Want To Play The Carillon? Choices Are Slim, But KU Is One
It was a beautiful Wednesday morning at the University of Kansas and the chimes inside the school's Campanile rang out "Ode to Joy" across the lush campus.
And then they started clanking, an odd off-beat, minor clank. Students passing by looked at each other, a little worried.
"It is broken?" one asked.
No, just student Amanda Schultz, trying to make 53 bells do a blues slide on the carillon.
There are only handful of schools in the country to learn the carillon, a tall organ-like instrument that controls the bells in a bell tower, or campanile.
Most schools have some sort of bell tower on campus, mostly run by computer program or recording every quarter-hour. At KU, the time chimes by computer, but otherwise, it's all hands and feet.

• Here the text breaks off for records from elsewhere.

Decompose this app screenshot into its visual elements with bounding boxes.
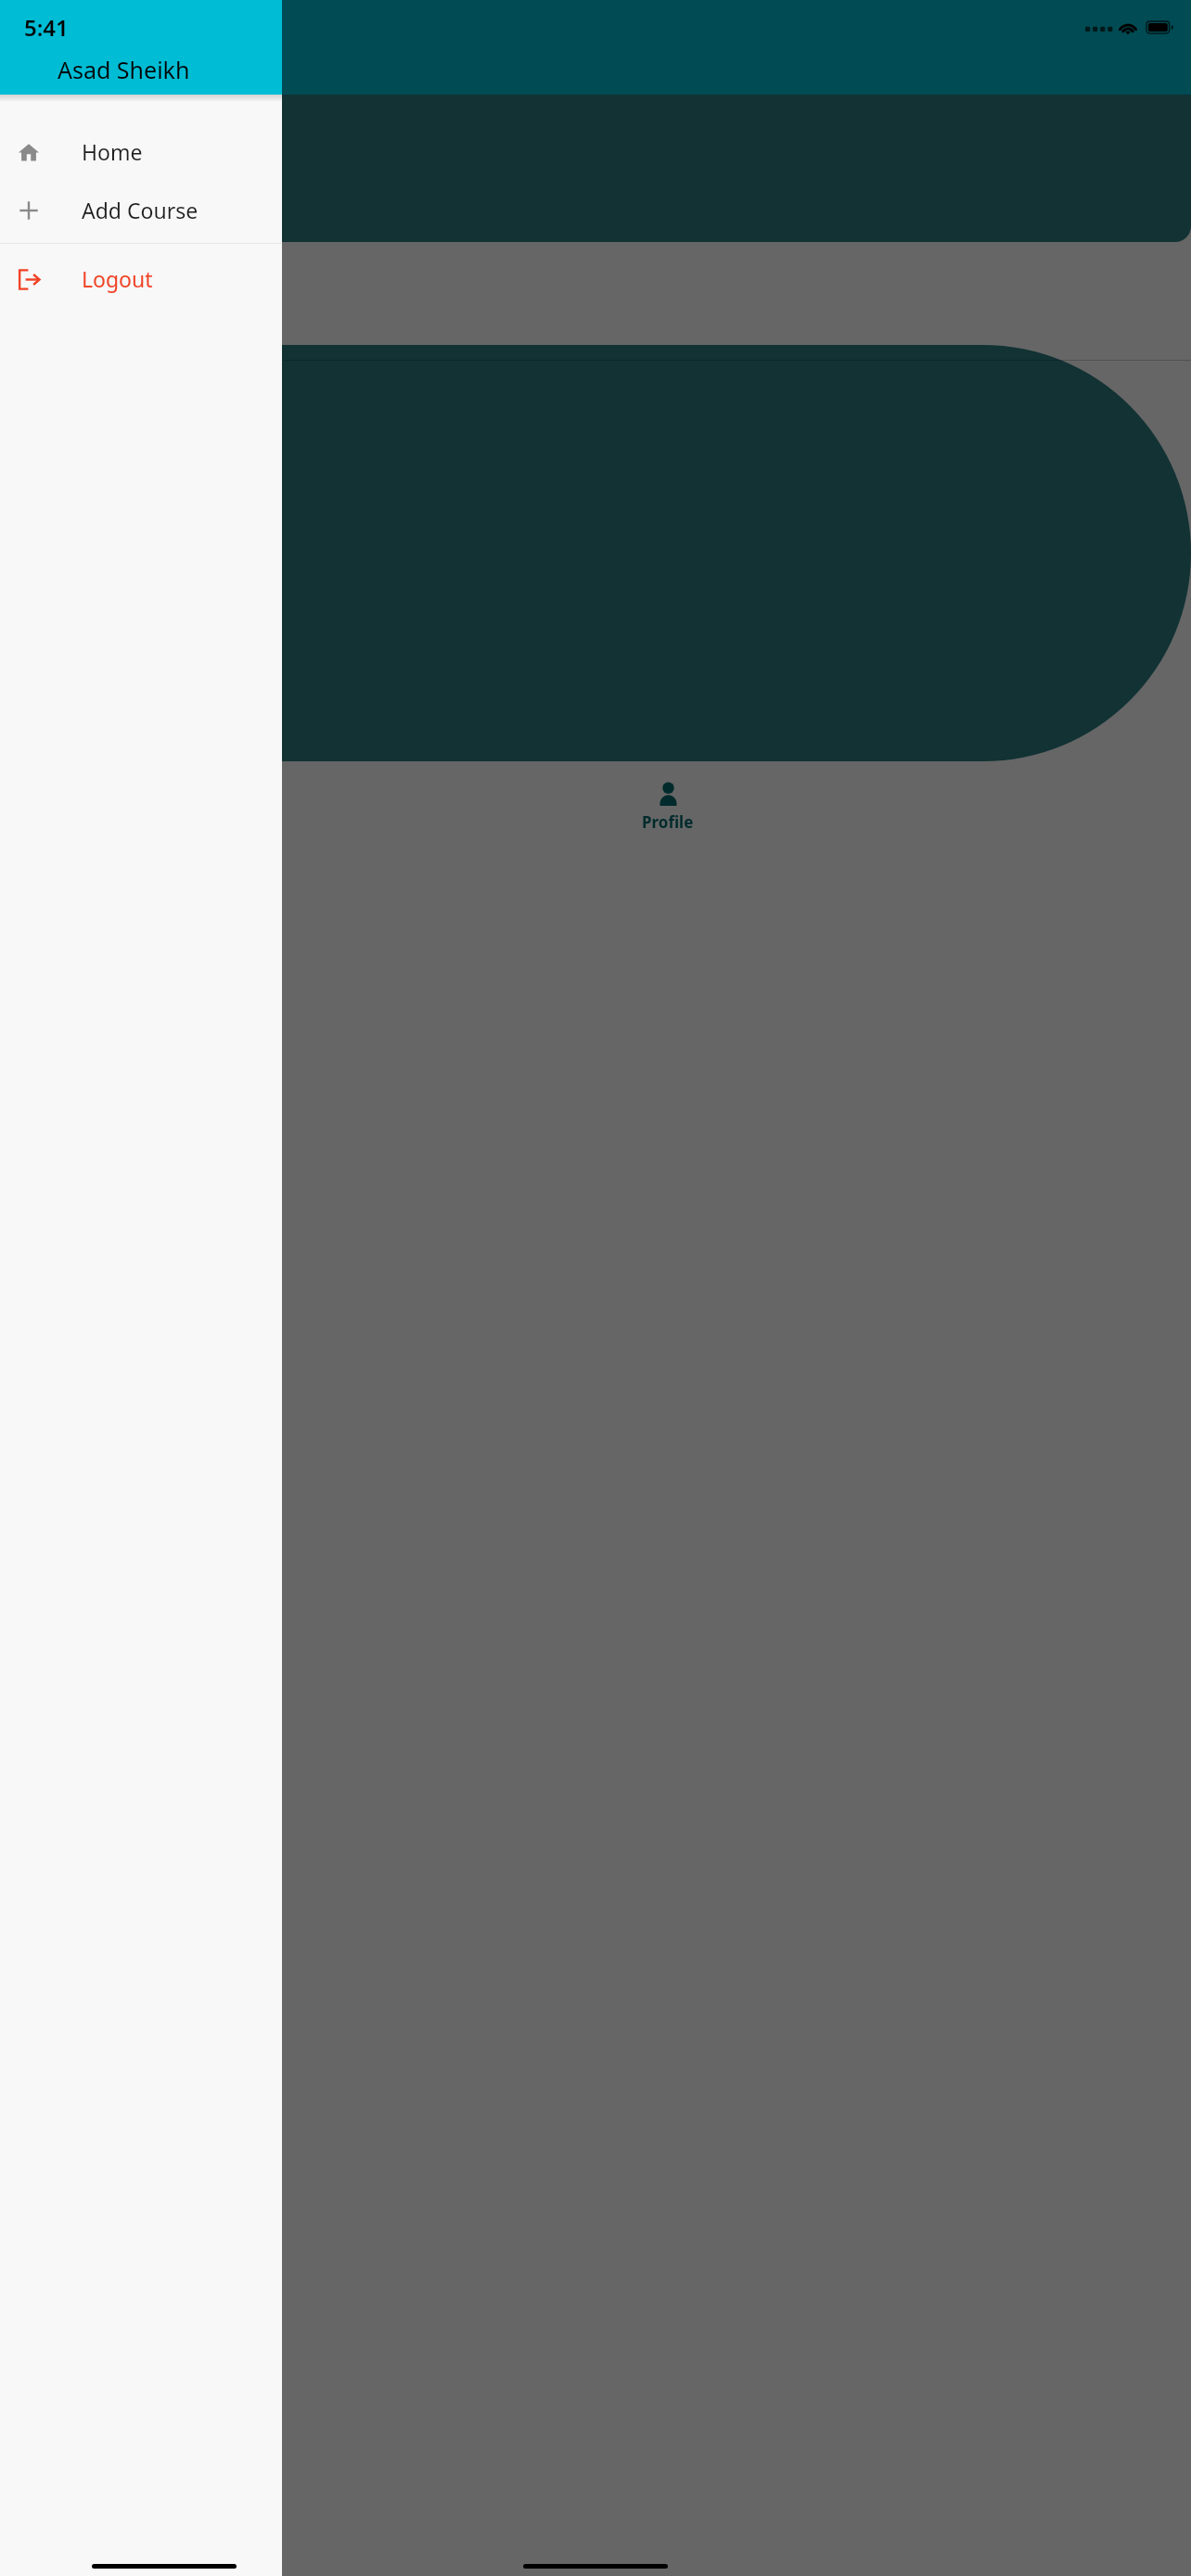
button[interactable]: Home <box>0 122 282 181</box>
staticText: Logout <box>82 264 153 293</box>
staticText: Asad Sheikh <box>58 54 190 85</box>
button[interactable]: Close navigation drawer <box>0 0 1191 2576</box>
button[interactable]: Logout <box>0 249 282 308</box>
staticText: 5:41 <box>24 12 69 43</box>
staticText: Add Course <box>82 196 198 224</box>
staticText: Home <box>82 137 143 166</box>
button[interactable]: Profile <box>642 780 694 833</box>
button[interactable]: Add Course <box>0 181 282 239</box>
staticText: 5:41 <box>24 12 69 43</box>
staticText: Profile <box>642 811 694 833</box>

The instrument itself is about 6 feet tall and 6 feet wide, with three sets of broomstick-like pedals that run chest and waist height and across the floor. It's sort of like a piano with more keys and played with fists, not fingers.
Elizabeth Berghout is an assistant professor of music and has been the main carillon teacher since 2000. She takes six students a semester and they each come for an hour-long weekly private lesson up in the bell tower.
There's a practice carillon about 40 steps up, and the real one another four flights more in a soundproof square — where everyone can hear your mistakes.
"I love it," Berghout said looking out the windows onto the stadium. "It's almost like a different world. Everyone hears what I play, but sometimes it's easy to forget about that when I'm playing the bells and focusing on the music."
She calls herself the "sound background to campus," playing longer concerts Tuesdays and Thursday afternoons and Sunday evenings.
Mostly it's well-known tunes like the alma mater, "Crimson and Blue," which she'll play this weekend at KU's graduation, as well as biblical tunes (sometimes written by her husband) and seasonal songs.
One year, Berghout teamed up with a school group to have a "Guess That Tune" competition on the bells and she had to learn tunes like "Mmmbop" by Hanson, and "Time After Time," by Cyndi Lauper.
Students tend to choose musicals and popular music. Schultz, 28, is taking a carillon class for fun before starting graduate school next fall. She became interested in playing because she had a friend who took the class, and remembered the chiming from trips to campus when she was little.
Schultz plays a mean "Edelweiss" from The Sound of Music, and is learning a piece from the movie The Firm.
"The other day, I was up here playing "A Whole New World" from Aladdin, and I had the windows up and I could hear people applauding," Schultz said. "So that was fun."
And sometimes, no one knows who is playing.
Several students and alumni mentioned that when it snows, they occasionally hear "What a Wonderful World" ring out softly. Pay attention to the world passing by, it seems to say as students hurry by with books and plans on their mind. Time is fleeting.
Berghout says it's not her at the keyboard.
"Any student or alumni with the key can come and practice when they want," she said. "As long as the bells are open, they can play."
Dawn Fallik is a visiting professor of journalism at the University of Kansas.